Generative AI – Part 4: How LLMs Are Trained and Fine-Tuned
In Part 3, we looked at Transformers — the core engine behind today’s AI models.
But an engine alone isn’t enough. How do we turn that into something like GPT-4 or Claude that can actually answer our questions?
This is where the training pipeline comes in. Think of it as the step-by-step process that transforms a raw neural network into a helpful assistant.
1. Pretraining
At the beginning, the model knows nothing. It’s just a giant pile of random numbers (weights). Pretraining is about showing it huge amounts of text (and sometimes code) so it can learn the patterns of language.
The idea is simple:
- Give the model part of a sentence:
“The quick brown fox jumps over the …” - Ask it to guess the next word.
- Compare its guess with the correct answer (“lazy”).
- Adjust the weights.
- Repeat billions or even trillions of times.

This is called next-token prediction. After pretraining, the model has learned:
- Grammar and vocabulary.
- Facts, like “Paris is the capital of France.”
- Relationships between concepts.
- Programming syntax and patterns (if trained on code).
By now, it can write fluent text — but it doesn’t know how to be helpful.
It’s like someone who has read the entire internet but doesn’t know how to answer a question politely.
2. Supervised Fine-Tuning
After pretraining, the model can write sentences, but it doesn’t really know how to answer your question. It’s like talking to someone who has read a million books, but when you ask, “How do I reverse a string in Python?”, they might just start reciting random programming facts.
To fix this, humans step in. Annotators create pairs of prompts and good answers:
- Prompt: “Write a Python function to reverse a string.”
- Good Answer: short, correct, and easy-to-read code.

By training on thousands of these examples, the model learns how to:
- Focus on the user’s request.
- Give answers that are structured and useful.
- Skip unnecessary rambling.
In short, fine-tuning is like teaching a well-read person to be a practical assistant: not just showing off what they know, but actually solving the task you gave them.
3. Reinforcement Learning from Human Feedback
Even after supervised fine-tuning, the model can still feel robotic. It might give you an answer that’s technically correct but a bit dry, unhelpful, or awkward. This is where RLHF (Reinforcement Learning from Human Feedback) comes in.
Here’s the idea:
- The model generates several different answers to the same prompt.
- Humans rank these answers from best to worst.
- A separate “reward model” learns to predict which answers humans prefer.
- The main model is then adjusted to produce responses that score higher on this human preference scale.

Think of it like this:
The model is a student who already knows the facts. RLHF is the teacher saying, “This explanation is clearer. That one is confusing. Next time, do it more like this.”
Or in developer terms: imagine the model suggests three different code snippets. All of them work, but one is cleaner, easier to read, and follows best practices. Humans pick that one, and the model learns to prefer that style in the future.
That’s why models like ChatGPT don’t just give you a correct answer — they try to give you the answer you’ll find most helpful, natural, and safe.
4. Post-Training Improvements
After RLHF, companies often add extra layers:
- Instruction tuning → Training on a wide mix of Q&A and reasoning tasks.
- Safety filters → Blocking or rewriting unsafe outputs.
- Tool integration → Teaching the model to call APIs, run code, or fetch external data.

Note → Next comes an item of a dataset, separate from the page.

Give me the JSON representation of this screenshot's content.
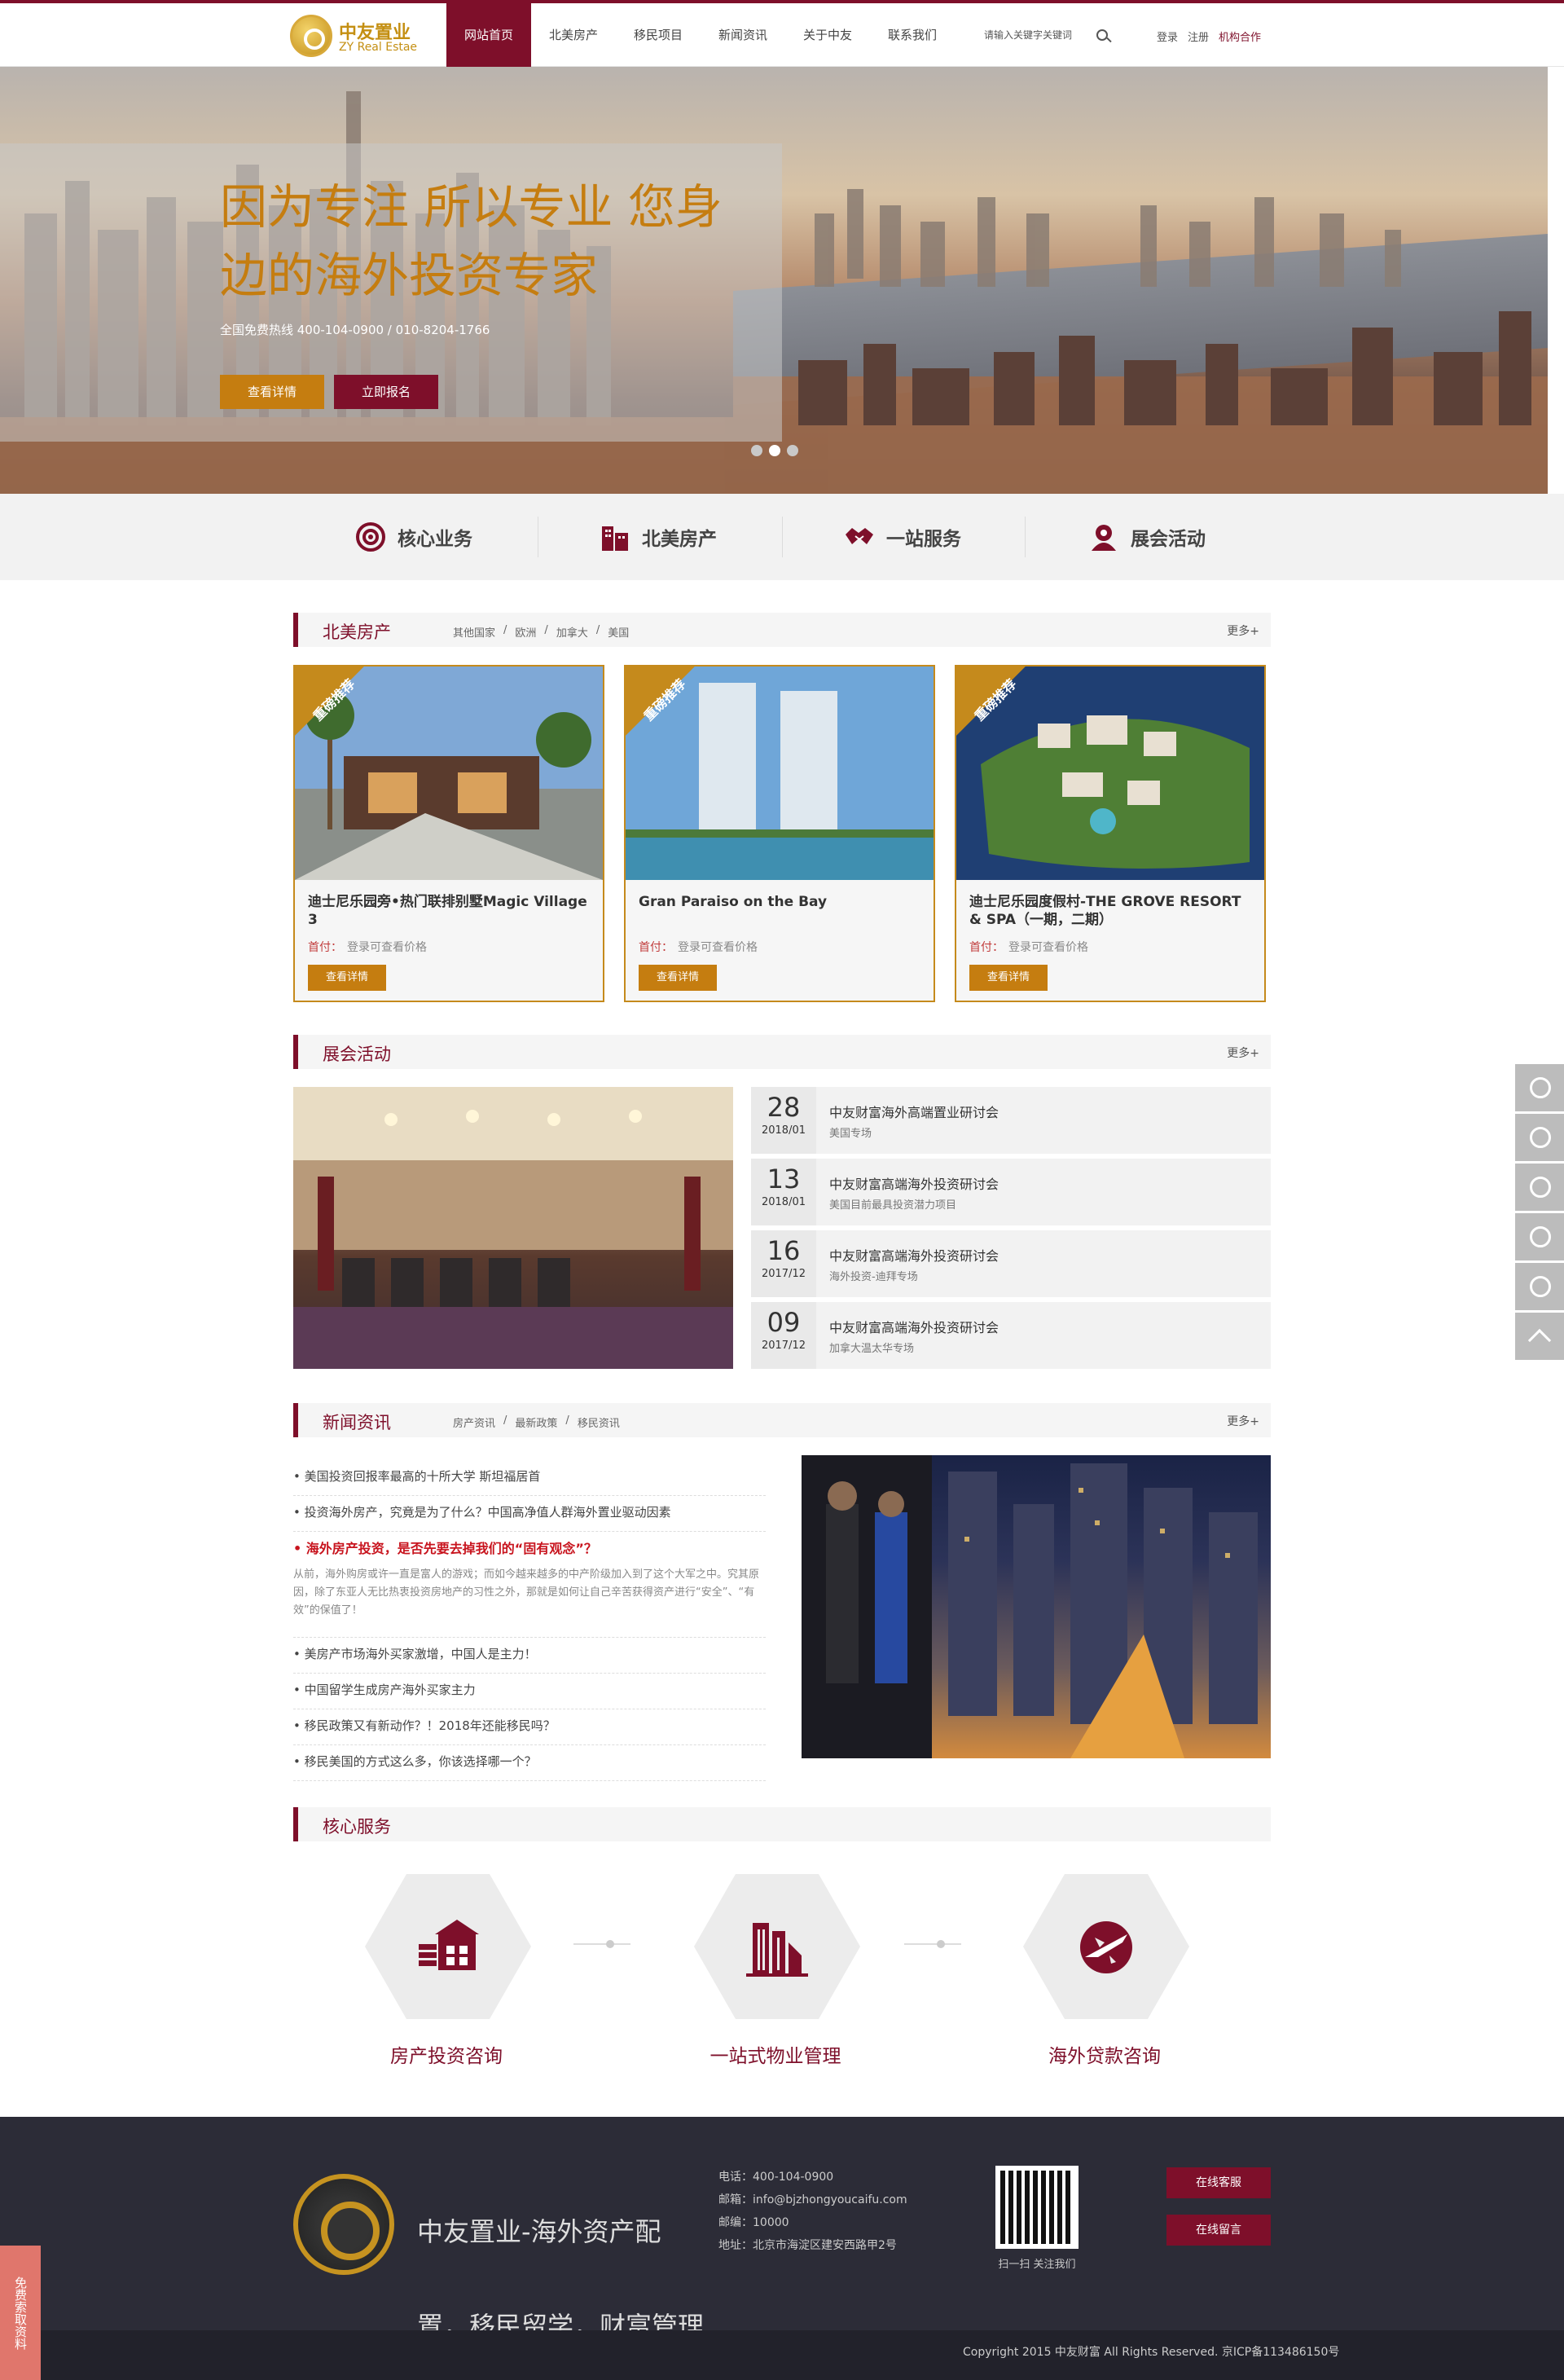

This is why two Transformer-based models can behave very differently.
The difference isn’t just the architecture — it’s also the training data and tuning steps applied after.
5. A Developer’s Takeaway
For developers, this pipeline explains a lot:
- Fine-tuning beats building from scratch. You don’t need to train a model on the entire internet. Starting from a pretrained model saves time and money.
- Training explains prompt behavior. Some prompts work better because they align with how the model was tuned.
- Know the limits. Models don’t “know” everything. If something wasn’t in the training data, the model might hallucinate.
- Practical tip: If you want to adapt a model for your project, start small — try fine-tuning with LoRA (Low-Rank Adaptation) or parameter-efficient methods instead of retraining everything.

6. Wrapping Up
And that wraps up our series. We started from the basics of neural networks, explored Transformers, and walked through the training pipeline that turns raw models into helpful assistants like GPT-4. AI is still evolving fast, but if you understand these foundations, you’ll have a clear lens to follow — and maybe even build on — the next big steps.